Après le licenciement décourageant, Johnson a fini par prendre un autre emploi sans issue en tant que serveur au Ritz à Paris, mais le propriétaire de l’entreprise s’est avéré être nul autre que Mohamed al-Fayed, joué par Salim Daw dans la saison 5 de La Couronne. L’homme d’affaires n’avait pas exactement un penchant pour le maintien de valeurs non fanatiques, mais après avoir appris son influence passée, al-Fayed a décidé d’embaucher Johnson comme valet de chambre personnel – une décision qui s’est avérée incroyablement intelligente de la part de l’homme d’affaires.

Le poste de « valet » était, plus ou moins, un déguisement approprié. Mohamed al-Fayed, étant un riche homme d’affaires, aurait pu engager n’importe qui comme valet.

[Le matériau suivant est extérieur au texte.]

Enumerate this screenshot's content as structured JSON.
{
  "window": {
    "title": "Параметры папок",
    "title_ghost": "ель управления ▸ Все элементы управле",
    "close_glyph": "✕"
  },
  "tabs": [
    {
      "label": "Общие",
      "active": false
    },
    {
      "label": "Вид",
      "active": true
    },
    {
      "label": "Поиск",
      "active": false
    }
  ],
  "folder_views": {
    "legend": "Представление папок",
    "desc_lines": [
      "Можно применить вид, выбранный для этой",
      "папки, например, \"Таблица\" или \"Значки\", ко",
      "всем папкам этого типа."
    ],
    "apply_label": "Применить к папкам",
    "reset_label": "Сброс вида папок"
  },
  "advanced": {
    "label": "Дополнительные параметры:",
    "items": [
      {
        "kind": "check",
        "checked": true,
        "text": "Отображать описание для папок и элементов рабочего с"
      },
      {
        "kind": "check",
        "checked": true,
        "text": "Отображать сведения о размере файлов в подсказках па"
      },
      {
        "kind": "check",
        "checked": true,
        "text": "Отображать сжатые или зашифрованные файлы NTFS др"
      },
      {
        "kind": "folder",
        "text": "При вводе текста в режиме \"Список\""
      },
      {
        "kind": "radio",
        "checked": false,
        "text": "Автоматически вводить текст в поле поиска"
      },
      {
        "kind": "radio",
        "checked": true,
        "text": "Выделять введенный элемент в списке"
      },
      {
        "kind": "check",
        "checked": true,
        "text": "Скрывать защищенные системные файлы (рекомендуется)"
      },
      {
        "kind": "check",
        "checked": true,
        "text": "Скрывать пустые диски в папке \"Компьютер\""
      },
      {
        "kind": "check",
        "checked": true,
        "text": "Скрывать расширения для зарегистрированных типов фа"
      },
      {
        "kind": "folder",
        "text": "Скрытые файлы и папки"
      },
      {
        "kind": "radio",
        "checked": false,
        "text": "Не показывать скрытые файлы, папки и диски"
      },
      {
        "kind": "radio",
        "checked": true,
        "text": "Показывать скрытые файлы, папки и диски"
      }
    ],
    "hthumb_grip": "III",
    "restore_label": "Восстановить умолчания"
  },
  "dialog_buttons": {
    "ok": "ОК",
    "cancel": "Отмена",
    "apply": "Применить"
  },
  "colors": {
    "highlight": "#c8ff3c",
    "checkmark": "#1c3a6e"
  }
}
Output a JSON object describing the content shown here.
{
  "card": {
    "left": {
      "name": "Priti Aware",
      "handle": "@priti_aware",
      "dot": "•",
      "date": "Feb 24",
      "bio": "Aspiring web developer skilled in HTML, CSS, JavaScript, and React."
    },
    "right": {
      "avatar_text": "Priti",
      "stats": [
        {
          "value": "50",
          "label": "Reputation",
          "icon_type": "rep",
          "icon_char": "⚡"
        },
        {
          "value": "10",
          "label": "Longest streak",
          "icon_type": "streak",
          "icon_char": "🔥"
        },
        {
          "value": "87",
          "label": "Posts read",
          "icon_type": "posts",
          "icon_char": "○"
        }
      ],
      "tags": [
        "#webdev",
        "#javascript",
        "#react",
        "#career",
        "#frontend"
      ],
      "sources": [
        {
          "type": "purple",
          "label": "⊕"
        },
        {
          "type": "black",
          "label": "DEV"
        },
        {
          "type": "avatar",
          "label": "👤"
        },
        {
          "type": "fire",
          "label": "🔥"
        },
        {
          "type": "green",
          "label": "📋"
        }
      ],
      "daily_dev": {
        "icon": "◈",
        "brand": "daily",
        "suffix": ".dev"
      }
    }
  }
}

Il n’avait pas besoin de faire tout son possible pour mettre de côté ses préjugés raciaux pour accommoder l’ancien employé du défunt duc de Windsor. Johnson, cependant, n’avait pas passé trois décennies de sa vie dans la famille royale pour rien. Non seulement il a brisé les barrières empêchant al-Fayed de trouver de l’influence dans la vie aristocratique britannique, mais il a également aidé son employeur à acquérir la Villa Windsor en 1986 après le décès de la duchesse en organisant des réunions entre son patron et l’avocat des Windsors.

Après que Mohamed al-Fayed a acheté la Villa Windsor, Johnson a été chargé de la restaurer. Malgré le bagage émotionnel qui accompagnait le travail, Johnson n’aurait pas pu être plus diligent dans ses efforts. Trois ans plus tard, lorsque la restauration a finalement vu le jour, la pleine valeur du travail de Johnson a été reconnue par des personnalités telles que Joan Collins. Un peu plus d’un mois après la fête de réouverture, Johnson est décédé à l’âge de 69 ans.